An example of the Pocock approach is provided in Pocock's book (Pocock. 1983. Clinical Trials: A Practical Approach, New York, John Wiley & Sons). A trial was conducted in patients with non-Hodgkin's lymphoma, in which two drug combinations were compared, namely cytoxan-prednisone (CP) and cytoxan-vincristine-prednisone (CVP). The primary endpoint was presence/absence of tumor shrinkage, a surrogate variable.

Patient accrual lasted over two years and 126 patients participated. Statistical analyses were scheduled after approximately every 25 patients. Chi-square tests (without the continuity correction) were performed at each of the five scheduled analyses. The Pocock approach to group sequential testing requires a significance level of 0.0158 at each analysis. Here is a table with the results of these analyses.
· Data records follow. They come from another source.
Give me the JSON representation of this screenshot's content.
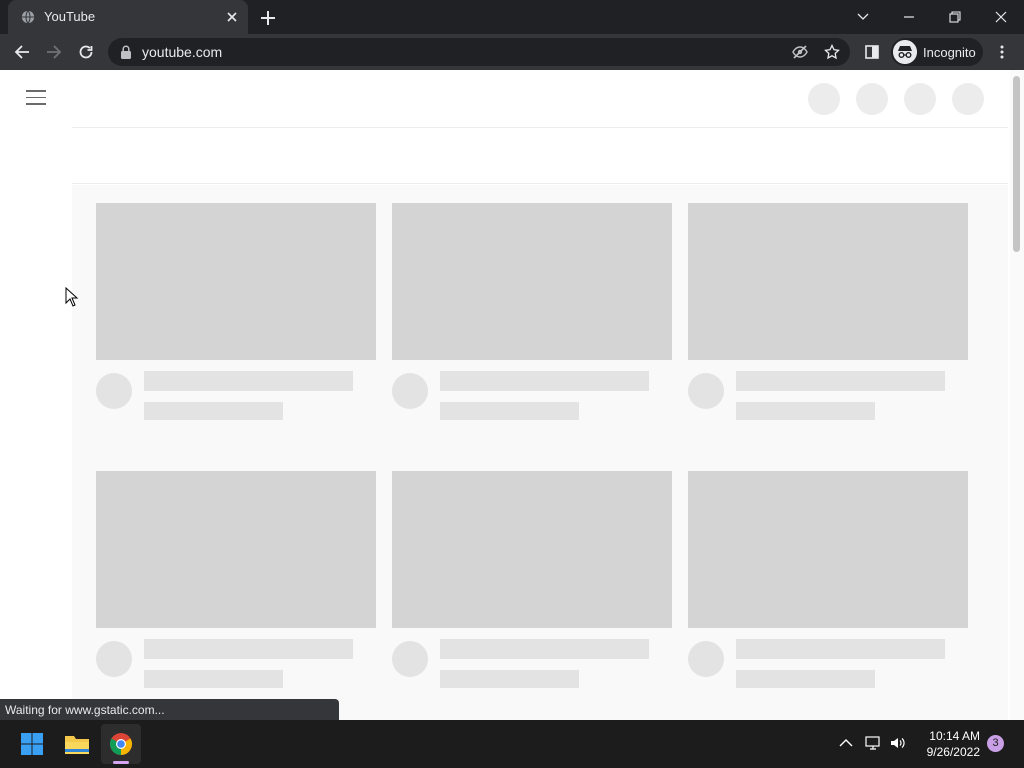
{
  "browser": {
    "tab": {
      "title": "YouTube"
    },
    "address": {
      "url": "youtube.com"
    },
    "profile": {
      "label": "Incognito"
    },
    "status_text": "Waiting for www.gstatic.com..."
  },
  "page": {
    "placeholder_cards": 6
  },
  "taskbar": {
    "time": "10:14 AM",
    "date": "9/26/2022",
    "notification_count": "3"
  },
  "colors": {
    "browser_dark": "#202124",
    "toolbar": "#35363a",
    "skeleton_thumb": "#d4d4d4",
    "skeleton_line": "#e3e3e3",
    "chrome_indicator": "#d6a3f1"
  }
}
  Tumor shrinkage treatment p-value
Analysis #1 3/14 5/11 p > 0.10
Analysis #2 11/27 13/24 p > 0.10
Analysis #3 18/40 17/36 p > 0.10
Analysis #4 18/54 24/48 0.05 < p < 0.10
Analysis #5 23/67 31/59 0.0158 < p < 0.10

Thus, the researchers were concerned that the CVP combination appeared to be clinically better than the CP combination (53% success versus 34% success), yet it did not lead to a statistically significant result with Pocock’s approach. Further analyses with secondary endpoints convinced the researchers that the CVP combination is superior to the CP combination.

How would you decide which of these group sequential methods to use? Since a major concern is the significance level at the final analysis and O'Brien-Fleming preserves close to the desired alpha for final analysis as well as allowing a strong result to terminate a trial, this has been a popular approach. The REMATCH clinical trial is a good example. Regardless of your choice, it is important to make it clear to study investigators the operating characteristics of any approach selected for interim analyses.